Lagi-lagi Domi menegaskan untuk apakah Opsen itu. Bahwa opsen dilakukan dalam rangka penguatan fisikal daerah.
Dengan kata lain penyesuaian tarif ini bertujuan untuk meringankan beban masyarakat sekaligus mendorong kepatuhan wajib pajak.
Dulu Pola Bagi Hasil
Sebelumnya ditemui di ruang kerjanya Domi menjelaskan, dulu sebelum berlakunya UU No.1/2024 dan PP No. 35/2023 kita mengenal pola Bagi Hasil.
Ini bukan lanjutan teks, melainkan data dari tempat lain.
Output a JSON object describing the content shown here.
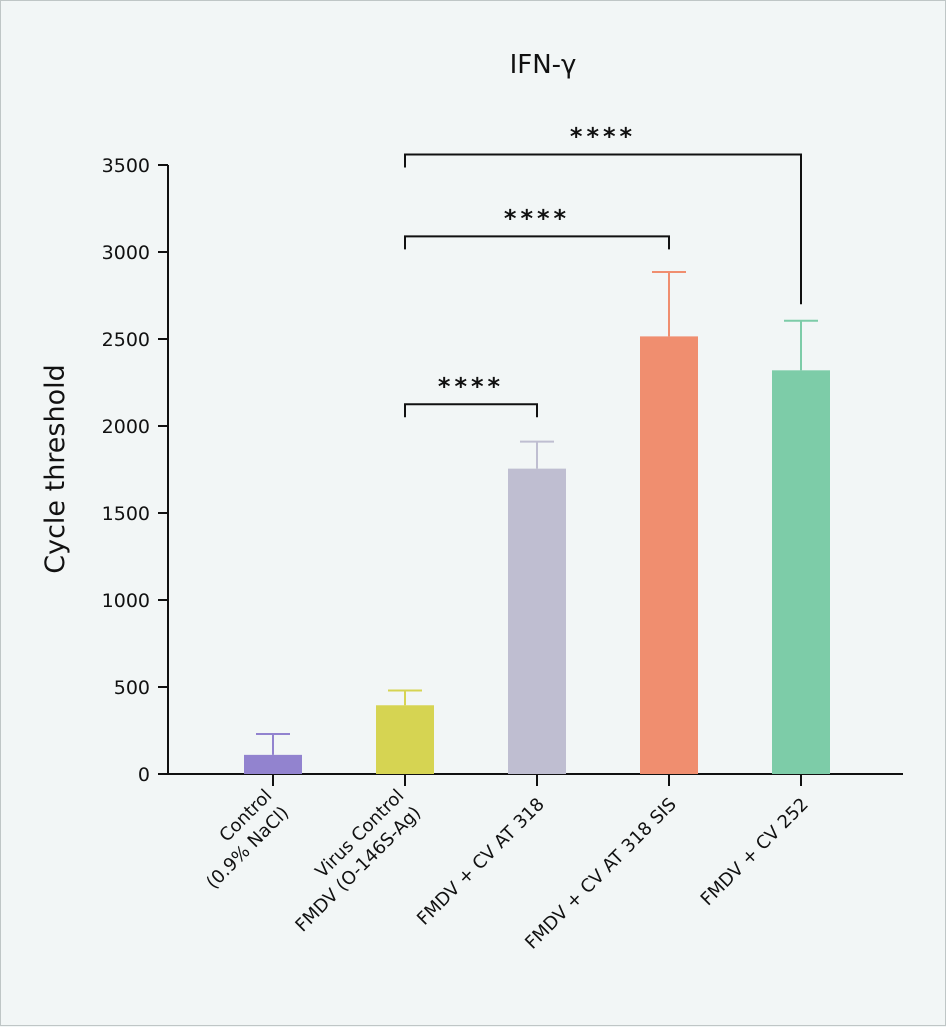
{
  "chart_data": {
    "type": "bar",
    "title": "IFN-γ",
    "xlabel": "",
    "ylabel": "Cycle threshold",
    "ylim": [
      0,
      3500
    ],
    "yticks": [
      0,
      500,
      1000,
      1500,
      2000,
      2500,
      3000,
      3500
    ],
    "grid": false,
    "categories": [
      [
        "Control",
        "(0.9% NaCl)"
      ],
      [
        "Virus Control",
        "FMDV (O-146S-Ag)"
      ],
      [
        "FMDV + CV AT 318"
      ],
      [
        "FMDV + CV AT 318 SIS"
      ],
      [
        "FMDV + CV 252"
      ]
    ],
    "values": [
      110,
      395,
      1755,
      2515,
      2320
    ],
    "errors_upper": [
      230,
      480,
      1910,
      2885,
      2605
    ],
    "colors": [
      "#9283cf",
      "#d6d452",
      "#bfbed1",
      "#f08e6f",
      "#7dcca8"
    ],
    "significance": [
      {
        "from": 1,
        "to": 2,
        "label": "****",
        "y": 2125
      },
      {
        "from": 1,
        "to": 3,
        "label": "****",
        "y": 3090
      },
      {
        "from": 1,
        "to": 4,
        "label": "****",
        "y": 3560,
        "right_end": 2700
      }
    ]
  }
}
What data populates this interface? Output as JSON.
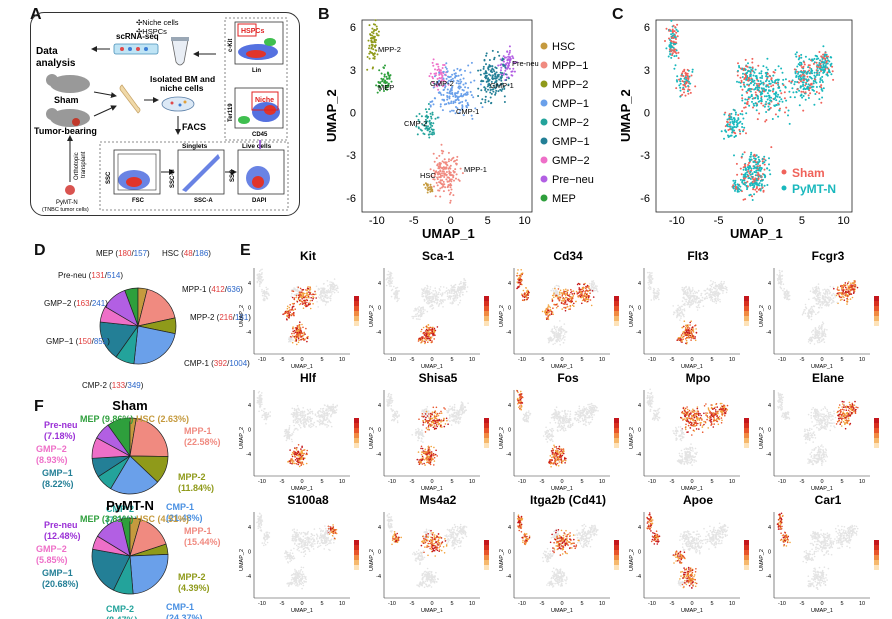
{
  "panels": {
    "a": "A",
    "b": "B",
    "c": "C",
    "d": "D",
    "e": "E",
    "f": "F"
  },
  "colors": {
    "HSC": "#c59a3e",
    "MPP1": "#f08a80",
    "MPP2": "#8f9a1a",
    "CMP1": "#6aa0ea",
    "CMP2": "#23a39b",
    "GMP1": "#237f96",
    "GMP2": "#ee6fc8",
    "PreNeu": "#b25fe3",
    "MEP": "#2e9f3c",
    "Sham": "#f0625a",
    "PyMT": "#19b8bd"
  },
  "panelA": {
    "scrna": "scRNA-seq",
    "niche": "✣Niche cells",
    "hspcs": "✣HSPCs",
    "data_analysis_1": "Data",
    "data_analysis_2": "analysis",
    "sham": "Sham",
    "isolated_1": "Isolated BM and",
    "isolated_2": "niche cells",
    "tumor": "Tumor-bearing",
    "facs": "FACS",
    "orthotopic": "Orthotopic",
    "transplant": "transplant",
    "pymt_1": "PyMT-N",
    "pymt_2": "(TNBC tumor cells)",
    "gate_hspcs": "HSPCs",
    "gate_niche": "Niche",
    "ckit": "c-Kit",
    "lin": "Lin",
    "ter119": "Ter119",
    "cd45": "CD45",
    "singlets": "Singlets",
    "live": "Live cells",
    "ssc1": "SSC",
    "fsc": "FSC",
    "sscH": "SSC-H",
    "sscA": "SSC-A",
    "ssc3": "SSC",
    "dapi": "DAPI"
  },
  "panelB": {
    "xlabel": "UMAP_1",
    "ylabel": "UMAP_2",
    "xticks": [
      "-10",
      "-5",
      "0",
      "5",
      "10"
    ],
    "yticks": [
      "6",
      "3",
      "0",
      "-3",
      "-6"
    ],
    "labels": {
      "MPP2": "MPP-2",
      "MEP": "MEP",
      "GMP2": "GMP-2",
      "PreNeu": "Pre-neu",
      "GMP1": "GMP-1",
      "CMP1": "CMP-1",
      "CMP2": "CMP-2",
      "HSC": "HSC",
      "MPP1": "MPP-1"
    },
    "legend": [
      "HSC",
      "MPP−1",
      "MPP−2",
      "CMP−1",
      "CMP−2",
      "GMP−1",
      "GMP−2",
      "Pre−neu",
      "MEP"
    ]
  },
  "panelC": {
    "xlabel": "UMAP_1",
    "ylabel": "UMAP_2",
    "xticks": [
      "-10",
      "-5",
      "0",
      "5",
      "10"
    ],
    "yticks": [
      "6",
      "3",
      "0",
      "-3",
      "-6"
    ],
    "legend": [
      "Sham",
      "PyMT-N"
    ]
  },
  "panelD": {
    "slices": [
      {
        "name": "MEP",
        "a": "180",
        "b": "157"
      },
      {
        "name": "HSC",
        "a": "48",
        "b": "186"
      },
      {
        "name": "MPP-1",
        "a": "412",
        "b": "636"
      },
      {
        "name": "MPP-2",
        "a": "216",
        "b": "181"
      },
      {
        "name": "CMP-1",
        "a": "392",
        "b": "1004"
      },
      {
        "name": "CMP-2",
        "a": "133",
        "b": "349"
      },
      {
        "name": "GMP−1",
        "a": "150",
        "b": "852"
      },
      {
        "name": "GMP−2",
        "a": "163",
        "b": "241"
      },
      {
        "name": "Pre-neu",
        "a": "131",
        "b": "514"
      }
    ]
  },
  "panelE": {
    "genes": [
      "Kit",
      "Sca-1",
      "Cd34",
      "Flt3",
      "Fcgr3",
      "Hlf",
      "Shisa5",
      "Fos",
      "Mpo",
      "Elane",
      "S100a8",
      "Ms4a2",
      "Itga2b (Cd41)",
      "Apoe",
      "Car1"
    ],
    "xlabel": "UMAP_1",
    "ylabel": "UMAP_2",
    "xticks": [
      "-10",
      "-5",
      "0",
      "5",
      "10"
    ],
    "yticks": [
      "4",
      "0",
      "-4"
    ]
  },
  "panelF": {
    "sham_title": "Sham",
    "pymt_title": "PyMT-N",
    "sham": [
      {
        "name": "MEP",
        "pct": "(9.86%)"
      },
      {
        "name": "HSC",
        "pct": "(2.63%)"
      },
      {
        "name": "MPP-1",
        "pct": "(22.58%)"
      },
      {
        "name": "MPP-2",
        "pct": "(11.84%)"
      },
      {
        "name": "CMP-1",
        "pct": "(21.48%)"
      },
      {
        "name": "CMP-2",
        "pct": "(7.29%)"
      },
      {
        "name": "GMP−1",
        "pct": "(8.22%)"
      },
      {
        "name": "GMP−2",
        "pct": "(8.93%)"
      },
      {
        "name": "Pre-neu",
        "pct": "(7.18%)"
      }
    ],
    "pymt": [
      {
        "name": "MEP",
        "pct": "(3.81%)"
      },
      {
        "name": "HSC",
        "pct": "(4.51%)"
      },
      {
        "name": "MPP-1",
        "pct": "(15.44%)"
      },
      {
        "name": "MPP-2",
        "pct": "(4.39%)"
      },
      {
        "name": "CMP-1",
        "pct": "(24.37%)"
      },
      {
        "name": "CMP-2",
        "pct": "(8.47%)"
      },
      {
        "name": "GMP−1",
        "pct": "(20.68%)"
      },
      {
        "name": "GMP−2",
        "pct": "(5.85%)"
      },
      {
        "name": "Pre-neu",
        "pct": "(12.48%)"
      }
    ]
  }
}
Jadi kalau pungutan 1,5% itu kalau dengan pola Bagi Hasil berarti 70% menjadi milik provinsi dan 30% jadi milik kabupaten/kota asal kendaraan itu.
Kemudian dari 30% itu, lanjut dia, 50%nya untuk kabupaten/kota asal kendaraan itu. Dan 50% lainnya dibagi rata ke semua kabupaten/kota. Agar supaya kabupaten/kota yang jumlah kendaraannya sedikit dia bisa mendapat tmbahan dari pola Bagi Hasil 50% dari 30% tersebut.
Nah yang mulai berlaku pada 5 Januari 2025 selain pokok Pajak Tarif 1,2% ditambah pungutan tambahan (Opsen) 66%. Dan 66% itu full milik kabupaten/kota asal kendaraan bermotor tersebut berdasarkan Perda No.1/2024.
Sedangkan kendaraan yang menunggak masih dibagi hasil Pajak Terhutang yang nantinya dibayarkan pada 5 Januari 2025 dan seterusnya ditambah opsen jadi milik kabupaten/kota asal KB.
Pemberlakuan tarif PKB diturunkan dari 1,5 persen menjadi 1,3 persen. Sementara tarif BBNKB untuk kendaraan roda empat tetap di 15 persen dan roda dua sebesar 14 persen. Penurunan ini diharapkan dapat meningkatkan kepatuhan wajib pajak sekaligus mendukung pertumbuhan ekonomi daerah. Denda keterlambatan pembayaran pajak juga diturunkan dari 2 persen menjadi 1 persen.
Pemerintah berharap kebijakan ini dapat memberikan insentif bagi wajib pajak untuk memenuhi kewajiban mereka tepat waktu.